Bouncing-to-wetting transition for impact of water droplets on soft solids

TL;DR

This study investigates how the interaction between trapped air films and cavities influences whether water droplets bounce or wet soft hydrophobic surfaces, revealing a phase diagram and detailed dynamics of rupture and jet formation.

Contribution

It introduces a systematic phase diagram linking air film rupture mechanisms to bouncing and wetting behaviors on soft surfaces, highlighting the role of dimple inversion.

Findings

Air film rupture by dimple inversion separates bouncing and wetting regimes.

Dimple inversion influences air cavity collapse and jet formation.
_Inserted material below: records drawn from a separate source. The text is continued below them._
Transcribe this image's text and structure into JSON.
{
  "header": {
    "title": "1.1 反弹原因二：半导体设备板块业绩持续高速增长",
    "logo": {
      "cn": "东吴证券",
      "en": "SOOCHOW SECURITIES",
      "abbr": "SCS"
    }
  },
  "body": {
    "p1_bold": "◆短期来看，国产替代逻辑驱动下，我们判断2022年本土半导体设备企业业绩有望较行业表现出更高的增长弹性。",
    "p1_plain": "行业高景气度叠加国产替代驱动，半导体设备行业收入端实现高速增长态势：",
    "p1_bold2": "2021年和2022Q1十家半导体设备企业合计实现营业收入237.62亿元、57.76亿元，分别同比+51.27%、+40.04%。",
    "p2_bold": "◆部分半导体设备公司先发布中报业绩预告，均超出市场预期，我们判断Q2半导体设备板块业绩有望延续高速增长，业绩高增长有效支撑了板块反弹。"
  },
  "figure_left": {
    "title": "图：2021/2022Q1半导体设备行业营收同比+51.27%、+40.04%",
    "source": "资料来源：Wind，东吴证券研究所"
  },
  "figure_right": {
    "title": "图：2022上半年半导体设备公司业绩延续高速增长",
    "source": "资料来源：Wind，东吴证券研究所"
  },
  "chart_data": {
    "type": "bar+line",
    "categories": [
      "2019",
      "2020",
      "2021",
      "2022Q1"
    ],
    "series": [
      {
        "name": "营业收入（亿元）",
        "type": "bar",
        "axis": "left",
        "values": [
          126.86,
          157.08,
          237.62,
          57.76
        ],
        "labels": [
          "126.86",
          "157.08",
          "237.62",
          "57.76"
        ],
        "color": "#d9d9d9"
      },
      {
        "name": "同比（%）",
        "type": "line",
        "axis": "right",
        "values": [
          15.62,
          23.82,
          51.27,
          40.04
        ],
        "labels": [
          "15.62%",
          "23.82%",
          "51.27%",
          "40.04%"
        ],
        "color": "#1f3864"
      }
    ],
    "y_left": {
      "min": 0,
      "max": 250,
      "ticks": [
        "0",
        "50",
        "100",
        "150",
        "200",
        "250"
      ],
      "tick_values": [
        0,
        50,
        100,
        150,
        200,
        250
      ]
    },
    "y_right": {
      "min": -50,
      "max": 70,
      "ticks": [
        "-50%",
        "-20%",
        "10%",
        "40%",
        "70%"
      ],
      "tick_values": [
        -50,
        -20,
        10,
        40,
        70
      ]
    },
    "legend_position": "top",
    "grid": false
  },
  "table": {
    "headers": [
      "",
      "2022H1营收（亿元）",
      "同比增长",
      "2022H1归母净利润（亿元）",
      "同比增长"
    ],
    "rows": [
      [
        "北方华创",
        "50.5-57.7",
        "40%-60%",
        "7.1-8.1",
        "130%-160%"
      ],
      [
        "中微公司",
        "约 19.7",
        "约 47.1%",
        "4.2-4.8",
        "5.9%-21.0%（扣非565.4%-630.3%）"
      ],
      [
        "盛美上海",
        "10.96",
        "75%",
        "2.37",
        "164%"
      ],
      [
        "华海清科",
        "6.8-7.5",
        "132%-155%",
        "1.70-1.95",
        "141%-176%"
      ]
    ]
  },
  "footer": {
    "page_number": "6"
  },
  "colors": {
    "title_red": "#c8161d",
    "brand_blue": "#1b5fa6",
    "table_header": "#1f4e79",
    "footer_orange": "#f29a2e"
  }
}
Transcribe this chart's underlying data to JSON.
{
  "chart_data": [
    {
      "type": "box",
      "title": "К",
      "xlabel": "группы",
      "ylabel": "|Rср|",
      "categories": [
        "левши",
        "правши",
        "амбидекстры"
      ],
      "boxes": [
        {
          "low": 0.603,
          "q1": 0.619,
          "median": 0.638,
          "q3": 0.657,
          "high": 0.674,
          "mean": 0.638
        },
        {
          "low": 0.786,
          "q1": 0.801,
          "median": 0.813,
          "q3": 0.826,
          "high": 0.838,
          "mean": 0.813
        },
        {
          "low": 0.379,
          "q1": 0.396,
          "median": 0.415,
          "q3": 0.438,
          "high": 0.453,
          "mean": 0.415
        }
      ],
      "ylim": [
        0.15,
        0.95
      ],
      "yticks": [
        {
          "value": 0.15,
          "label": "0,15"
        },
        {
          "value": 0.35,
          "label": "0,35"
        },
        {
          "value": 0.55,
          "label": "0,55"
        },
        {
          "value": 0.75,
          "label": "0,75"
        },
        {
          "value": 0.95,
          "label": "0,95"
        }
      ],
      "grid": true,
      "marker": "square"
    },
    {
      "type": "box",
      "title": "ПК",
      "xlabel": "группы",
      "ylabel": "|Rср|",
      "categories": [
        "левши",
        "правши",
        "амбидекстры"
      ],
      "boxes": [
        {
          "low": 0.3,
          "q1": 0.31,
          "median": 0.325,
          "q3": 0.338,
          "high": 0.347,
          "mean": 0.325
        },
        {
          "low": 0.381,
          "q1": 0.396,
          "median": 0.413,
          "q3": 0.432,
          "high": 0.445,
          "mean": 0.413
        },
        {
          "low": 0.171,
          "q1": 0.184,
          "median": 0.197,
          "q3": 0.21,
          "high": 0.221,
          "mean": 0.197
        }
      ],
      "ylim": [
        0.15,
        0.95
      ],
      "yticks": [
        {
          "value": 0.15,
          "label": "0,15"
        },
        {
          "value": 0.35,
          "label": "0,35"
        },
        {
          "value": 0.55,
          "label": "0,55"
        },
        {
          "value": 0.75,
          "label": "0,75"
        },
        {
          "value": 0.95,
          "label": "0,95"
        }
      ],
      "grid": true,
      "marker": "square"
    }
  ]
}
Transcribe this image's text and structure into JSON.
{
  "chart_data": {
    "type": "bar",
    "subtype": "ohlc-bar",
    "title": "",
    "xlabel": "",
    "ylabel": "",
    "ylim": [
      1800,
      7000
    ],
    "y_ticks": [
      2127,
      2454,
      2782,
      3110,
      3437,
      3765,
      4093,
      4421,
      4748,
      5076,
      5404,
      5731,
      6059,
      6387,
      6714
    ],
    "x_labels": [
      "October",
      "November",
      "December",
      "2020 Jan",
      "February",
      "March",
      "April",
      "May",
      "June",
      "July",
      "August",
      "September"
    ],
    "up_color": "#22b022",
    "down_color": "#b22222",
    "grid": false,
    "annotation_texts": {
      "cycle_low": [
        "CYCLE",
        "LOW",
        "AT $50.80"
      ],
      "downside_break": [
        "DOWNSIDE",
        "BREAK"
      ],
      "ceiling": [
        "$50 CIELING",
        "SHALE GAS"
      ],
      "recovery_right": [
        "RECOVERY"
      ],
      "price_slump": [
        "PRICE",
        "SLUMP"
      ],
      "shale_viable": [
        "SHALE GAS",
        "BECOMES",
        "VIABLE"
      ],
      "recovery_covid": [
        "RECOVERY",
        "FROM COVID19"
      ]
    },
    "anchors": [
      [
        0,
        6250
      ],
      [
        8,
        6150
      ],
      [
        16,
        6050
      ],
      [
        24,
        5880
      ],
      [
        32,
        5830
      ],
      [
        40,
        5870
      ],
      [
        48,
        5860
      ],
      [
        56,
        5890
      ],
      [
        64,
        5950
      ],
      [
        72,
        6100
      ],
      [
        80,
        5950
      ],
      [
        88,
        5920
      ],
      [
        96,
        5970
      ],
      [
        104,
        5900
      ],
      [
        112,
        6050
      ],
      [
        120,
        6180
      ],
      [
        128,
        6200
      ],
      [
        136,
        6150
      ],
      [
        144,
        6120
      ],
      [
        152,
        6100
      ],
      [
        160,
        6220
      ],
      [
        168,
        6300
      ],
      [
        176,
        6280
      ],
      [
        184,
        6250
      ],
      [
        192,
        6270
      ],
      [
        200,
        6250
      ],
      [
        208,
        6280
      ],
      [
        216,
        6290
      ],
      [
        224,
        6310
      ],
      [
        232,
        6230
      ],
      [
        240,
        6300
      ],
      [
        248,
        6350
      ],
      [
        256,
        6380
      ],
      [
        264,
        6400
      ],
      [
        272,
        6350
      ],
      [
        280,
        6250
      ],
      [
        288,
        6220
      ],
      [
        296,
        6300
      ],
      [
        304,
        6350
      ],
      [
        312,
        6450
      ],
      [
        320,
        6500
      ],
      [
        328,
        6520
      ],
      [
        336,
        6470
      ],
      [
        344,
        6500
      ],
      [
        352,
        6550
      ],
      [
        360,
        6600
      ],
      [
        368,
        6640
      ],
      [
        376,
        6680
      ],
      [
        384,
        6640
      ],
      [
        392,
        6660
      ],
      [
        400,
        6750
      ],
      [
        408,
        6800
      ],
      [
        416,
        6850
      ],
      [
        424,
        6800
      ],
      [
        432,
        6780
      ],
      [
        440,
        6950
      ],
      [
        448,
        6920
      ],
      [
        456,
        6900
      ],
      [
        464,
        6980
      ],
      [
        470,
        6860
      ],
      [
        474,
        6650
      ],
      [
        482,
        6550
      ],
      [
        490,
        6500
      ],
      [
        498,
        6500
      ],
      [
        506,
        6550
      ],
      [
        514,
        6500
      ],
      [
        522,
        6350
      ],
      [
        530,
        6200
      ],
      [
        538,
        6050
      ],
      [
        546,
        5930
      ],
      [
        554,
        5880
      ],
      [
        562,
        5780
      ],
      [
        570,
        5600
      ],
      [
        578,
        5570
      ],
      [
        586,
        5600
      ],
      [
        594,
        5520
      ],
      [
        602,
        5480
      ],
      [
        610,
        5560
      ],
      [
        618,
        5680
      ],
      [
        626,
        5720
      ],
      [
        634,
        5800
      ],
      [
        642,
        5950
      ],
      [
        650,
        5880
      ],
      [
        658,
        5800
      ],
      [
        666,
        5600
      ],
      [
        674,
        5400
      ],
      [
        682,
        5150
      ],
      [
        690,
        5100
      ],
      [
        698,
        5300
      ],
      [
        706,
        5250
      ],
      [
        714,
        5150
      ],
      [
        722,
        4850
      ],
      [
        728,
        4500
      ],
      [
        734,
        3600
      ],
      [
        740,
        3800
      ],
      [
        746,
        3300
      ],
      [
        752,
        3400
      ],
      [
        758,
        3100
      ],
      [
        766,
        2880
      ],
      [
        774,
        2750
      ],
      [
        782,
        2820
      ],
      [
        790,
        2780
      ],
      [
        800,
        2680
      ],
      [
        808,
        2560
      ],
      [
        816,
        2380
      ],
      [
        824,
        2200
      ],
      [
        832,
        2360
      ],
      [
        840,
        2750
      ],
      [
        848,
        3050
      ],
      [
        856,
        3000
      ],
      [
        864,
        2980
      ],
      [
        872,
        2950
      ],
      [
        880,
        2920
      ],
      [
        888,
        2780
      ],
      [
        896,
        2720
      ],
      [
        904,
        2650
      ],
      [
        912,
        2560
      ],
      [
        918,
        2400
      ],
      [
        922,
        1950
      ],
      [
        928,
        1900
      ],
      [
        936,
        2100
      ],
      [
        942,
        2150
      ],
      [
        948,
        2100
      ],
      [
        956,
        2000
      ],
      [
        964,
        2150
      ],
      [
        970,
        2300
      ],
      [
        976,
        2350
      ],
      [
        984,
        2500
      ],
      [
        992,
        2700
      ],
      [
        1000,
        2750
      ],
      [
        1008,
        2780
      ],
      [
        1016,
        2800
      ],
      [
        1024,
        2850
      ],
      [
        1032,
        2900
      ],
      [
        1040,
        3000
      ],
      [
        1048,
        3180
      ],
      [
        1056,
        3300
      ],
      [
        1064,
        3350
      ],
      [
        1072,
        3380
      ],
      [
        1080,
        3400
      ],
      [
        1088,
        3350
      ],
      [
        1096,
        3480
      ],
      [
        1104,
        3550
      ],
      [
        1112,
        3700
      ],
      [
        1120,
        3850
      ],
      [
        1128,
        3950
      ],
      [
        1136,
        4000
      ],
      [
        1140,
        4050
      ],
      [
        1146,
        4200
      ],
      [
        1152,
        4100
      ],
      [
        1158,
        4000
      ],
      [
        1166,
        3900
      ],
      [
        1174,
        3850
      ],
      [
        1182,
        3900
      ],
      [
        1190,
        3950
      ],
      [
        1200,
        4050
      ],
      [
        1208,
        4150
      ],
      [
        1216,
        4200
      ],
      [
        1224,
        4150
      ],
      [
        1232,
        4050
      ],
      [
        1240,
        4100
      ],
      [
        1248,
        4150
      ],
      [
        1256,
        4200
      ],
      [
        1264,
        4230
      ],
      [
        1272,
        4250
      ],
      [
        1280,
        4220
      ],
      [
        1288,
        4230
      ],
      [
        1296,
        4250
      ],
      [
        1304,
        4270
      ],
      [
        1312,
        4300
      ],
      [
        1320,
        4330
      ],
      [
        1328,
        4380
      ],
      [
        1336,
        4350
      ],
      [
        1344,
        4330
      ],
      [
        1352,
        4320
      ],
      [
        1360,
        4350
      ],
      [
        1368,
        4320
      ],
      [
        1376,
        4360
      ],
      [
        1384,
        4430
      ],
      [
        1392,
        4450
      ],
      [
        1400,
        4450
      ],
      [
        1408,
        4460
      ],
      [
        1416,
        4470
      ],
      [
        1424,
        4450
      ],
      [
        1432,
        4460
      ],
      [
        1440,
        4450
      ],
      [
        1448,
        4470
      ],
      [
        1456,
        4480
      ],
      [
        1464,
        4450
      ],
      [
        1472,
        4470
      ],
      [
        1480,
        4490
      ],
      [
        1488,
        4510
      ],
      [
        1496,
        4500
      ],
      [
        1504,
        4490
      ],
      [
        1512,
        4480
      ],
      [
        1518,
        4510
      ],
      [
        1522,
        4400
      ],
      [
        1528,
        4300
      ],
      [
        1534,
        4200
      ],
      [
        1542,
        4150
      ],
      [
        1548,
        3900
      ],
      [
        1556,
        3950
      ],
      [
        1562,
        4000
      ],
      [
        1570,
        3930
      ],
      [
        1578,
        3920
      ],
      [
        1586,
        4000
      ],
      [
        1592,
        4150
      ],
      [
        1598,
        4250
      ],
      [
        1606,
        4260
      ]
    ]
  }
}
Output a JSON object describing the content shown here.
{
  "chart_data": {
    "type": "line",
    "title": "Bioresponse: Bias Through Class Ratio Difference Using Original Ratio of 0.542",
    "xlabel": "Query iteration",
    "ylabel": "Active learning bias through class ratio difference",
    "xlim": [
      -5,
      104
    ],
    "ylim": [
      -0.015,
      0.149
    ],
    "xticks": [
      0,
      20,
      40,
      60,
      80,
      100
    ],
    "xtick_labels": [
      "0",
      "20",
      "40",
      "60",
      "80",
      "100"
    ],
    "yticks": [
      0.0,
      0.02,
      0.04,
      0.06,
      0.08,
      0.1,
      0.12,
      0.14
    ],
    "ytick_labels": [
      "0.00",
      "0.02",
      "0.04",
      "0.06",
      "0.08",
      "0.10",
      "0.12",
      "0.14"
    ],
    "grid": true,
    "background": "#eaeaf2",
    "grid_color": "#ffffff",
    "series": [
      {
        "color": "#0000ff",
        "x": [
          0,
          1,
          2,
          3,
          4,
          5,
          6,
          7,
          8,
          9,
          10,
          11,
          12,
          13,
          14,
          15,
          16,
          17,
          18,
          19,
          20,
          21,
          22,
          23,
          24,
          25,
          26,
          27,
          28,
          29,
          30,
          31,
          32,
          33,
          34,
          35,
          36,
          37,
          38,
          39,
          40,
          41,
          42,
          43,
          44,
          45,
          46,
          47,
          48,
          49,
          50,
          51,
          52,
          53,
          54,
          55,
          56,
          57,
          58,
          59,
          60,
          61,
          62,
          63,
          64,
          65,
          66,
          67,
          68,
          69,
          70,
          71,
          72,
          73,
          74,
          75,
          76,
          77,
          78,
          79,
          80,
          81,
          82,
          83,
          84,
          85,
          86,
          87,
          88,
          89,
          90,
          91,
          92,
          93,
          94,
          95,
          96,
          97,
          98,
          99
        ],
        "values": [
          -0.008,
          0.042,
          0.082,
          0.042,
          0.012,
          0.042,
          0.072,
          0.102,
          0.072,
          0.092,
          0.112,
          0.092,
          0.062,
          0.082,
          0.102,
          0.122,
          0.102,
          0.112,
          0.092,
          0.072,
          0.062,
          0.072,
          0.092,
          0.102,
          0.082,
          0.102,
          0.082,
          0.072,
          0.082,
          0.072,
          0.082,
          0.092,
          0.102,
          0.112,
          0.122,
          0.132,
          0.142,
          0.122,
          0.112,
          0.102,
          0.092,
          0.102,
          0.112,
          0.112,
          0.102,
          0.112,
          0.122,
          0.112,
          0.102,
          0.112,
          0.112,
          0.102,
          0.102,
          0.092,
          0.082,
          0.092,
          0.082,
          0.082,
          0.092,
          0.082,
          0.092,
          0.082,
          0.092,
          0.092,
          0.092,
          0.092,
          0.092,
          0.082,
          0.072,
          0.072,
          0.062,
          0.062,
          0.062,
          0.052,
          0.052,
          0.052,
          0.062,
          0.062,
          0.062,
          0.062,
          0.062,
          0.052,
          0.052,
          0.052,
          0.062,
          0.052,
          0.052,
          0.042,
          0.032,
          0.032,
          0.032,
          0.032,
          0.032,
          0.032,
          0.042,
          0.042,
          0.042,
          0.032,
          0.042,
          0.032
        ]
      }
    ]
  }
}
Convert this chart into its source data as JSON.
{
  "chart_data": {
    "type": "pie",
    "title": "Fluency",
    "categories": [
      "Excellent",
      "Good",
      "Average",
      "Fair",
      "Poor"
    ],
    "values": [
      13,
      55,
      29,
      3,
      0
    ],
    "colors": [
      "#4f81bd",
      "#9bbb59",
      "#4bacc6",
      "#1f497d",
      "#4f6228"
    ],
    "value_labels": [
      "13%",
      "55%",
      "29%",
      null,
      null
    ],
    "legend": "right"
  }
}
A detailed characterization of cavity collapse and jetting dynamics is provided.

Abstract

Soft surfaces impacted by liquid droplets trap more air underneath than their rigid counterpart. The extended lifetime of the air film not only facilitates bouncing behaviours of the impacting droplets but also increases the possibility of an interaction between the air film itself and the air cavity formed inside the droplets by capillary waves. Such interaction may cause rupture of the trapped air film by a so-called dimple inversion phenomenon and suppress bouncing. In this work, we systematically investigate the relation between air cavity collapse and air film rupture for water droplets impacting on soft, hydrophobic surfaces. By constructing a bouncing-to-wetting phase diagram based on the rupturing dynamics of the trapped air film, we observe that the regime in which air film rupture is induced by dimple inversion consistently separates the bouncing regime and the one in which wetting is caused by random rupture. We also find that air film rupture by dimple inversion, in-turn, affects both the collapsing dynamics of the air cavity and the resulting high-speed jet. We then provide a detailed characterisation of the collapsing dynamics of the air cavity and subsequent jetting.